The answer need to be updated later.

a = HalfSpace[{0, 0, -1}, {0, 0, 0.8}] // Region;
b = Sphere[] // Region;
reg = RegionIntersection[a, b]
RotationMatrix[{RandomPoint[reg], {0, 0, 1}}]
Graphics3D[{Point[RandomPoint[reg, 2000]], Opacity[0.1], Ball[]}]


• thanks, that's a useful trick....any idea how to exclude rotations close to origin? I tried RegionIntersection[a, b, RegionDifference[FullRegion[3], HalfSpace[{0, 0, -1}, {0, 0, 0.9}]]] but RandomPoint fails to evaluate for that region Oct 30 '20 at 18:31
• @YaroslavBulatov I have edited the answer.

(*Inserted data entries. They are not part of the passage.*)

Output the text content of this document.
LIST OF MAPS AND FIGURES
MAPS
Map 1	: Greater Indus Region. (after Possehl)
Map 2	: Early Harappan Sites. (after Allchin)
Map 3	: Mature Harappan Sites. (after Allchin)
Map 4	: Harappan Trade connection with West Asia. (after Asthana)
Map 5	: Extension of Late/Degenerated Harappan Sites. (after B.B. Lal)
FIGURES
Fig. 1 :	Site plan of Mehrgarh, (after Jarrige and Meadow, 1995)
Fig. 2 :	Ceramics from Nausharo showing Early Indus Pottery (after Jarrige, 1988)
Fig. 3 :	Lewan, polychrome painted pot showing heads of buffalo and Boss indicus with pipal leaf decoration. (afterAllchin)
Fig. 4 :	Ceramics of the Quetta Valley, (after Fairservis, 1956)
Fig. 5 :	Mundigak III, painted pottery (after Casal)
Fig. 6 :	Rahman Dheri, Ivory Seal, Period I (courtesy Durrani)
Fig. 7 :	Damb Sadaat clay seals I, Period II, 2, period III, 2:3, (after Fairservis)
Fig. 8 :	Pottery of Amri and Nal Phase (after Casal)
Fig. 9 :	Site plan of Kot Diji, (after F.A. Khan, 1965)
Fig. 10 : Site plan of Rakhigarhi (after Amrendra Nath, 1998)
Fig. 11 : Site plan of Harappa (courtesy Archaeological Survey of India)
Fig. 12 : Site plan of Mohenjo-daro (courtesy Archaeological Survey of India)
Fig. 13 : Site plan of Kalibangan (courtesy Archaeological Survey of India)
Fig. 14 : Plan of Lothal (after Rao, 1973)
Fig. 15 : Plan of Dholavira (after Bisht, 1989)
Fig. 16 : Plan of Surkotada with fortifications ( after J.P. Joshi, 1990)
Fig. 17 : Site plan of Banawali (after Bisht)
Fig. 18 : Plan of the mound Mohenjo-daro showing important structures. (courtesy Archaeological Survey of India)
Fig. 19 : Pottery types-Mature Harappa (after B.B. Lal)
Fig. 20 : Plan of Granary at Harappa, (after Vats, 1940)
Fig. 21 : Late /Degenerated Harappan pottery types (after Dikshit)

Oct 31 '20 at 0:06

Assuming OP requires rotation matrices for $$n\ge 3$$ and adapting the algorithm given in https://stackoverflow.com/a/50342248/6644522 for Mathematica the following function genM generates a $$n\times n$$ rotation matrix given an axis of rotation v in form of an $$(n-1)$$-subspace (a $$n\times(n-1)$$ matrix) and an angle theta.

ArcTan2[y_,x_]/;x\[Element]Reals&&y\[Element]Reals:=Which[x>0||y!=0,2ArcTan[y/(Sqrt[x^2+y^2]+x)],x<0&&y==0,\[Pi],x==0&&y==0,Indeterminate]

genM[v_List,theta_]:=Module[{n,u,M,c,r,t,R},
n=Length[v[[All,1]]];
u=v;
M=IdentityMatrix[n];
For[c=1,c<=n-2,c++,
For[r=n,r>=c+1,r--,
t=ArcTan2[u[[r,c]],u[[r-1,c]]]//N;
R=IdentityMatrix[n];
R[[r-1;;r,r-1;;r]]={{Cos[t],-Sin[t]},{Sin[t],Cos[t]}}\[Transpose];
u=R.u;
M=R.M;
];
];
R=IdentityMatrix[n];
R[[n-1;;n,n-1;;n]]={{Cos[theta],-Sin[theta]},{Sin[theta],Cos[theta]}};
LeastSquares[M,R.M]
]


where I implemented ÀrcTan2 based on https://en.wikipedia.org/wiki/Atan2. Running

genM[{{1}, {2}, {3}}, \[Pi]/4] // N // MatrixForm
genM[{{1, 0}, {0, 1}, {1, 0}, {0, 1}}, \[Pi]/4] // N // MatrixForm


gives results consistent with https://stackoverflow.com/a/50342248/6644522:

and the three dimensional rotation matrix is equivalent to RotationMatrix[\[Pi]/4, {1, 2, 3}] within floating point precision. The math behind this (I have not looked into it) can supposedly be found in http://citeseerx.ist.psu.edu/viewdoc/summary?doi=10.1.1.4.8662.

I am not 100% sure that this implementation in Mathematica is correct: I had to add a Transpose, adapt some spans and I do not know if the implementation of ArcTan2 I have chosen is consistent with atan2 in MATLAB. I ran some test on against RotationMatrix with random angles and axes and in $$n=3$$ the code seems to work but for $$n>3$$ I only checked against the on example given for the MATLAB code.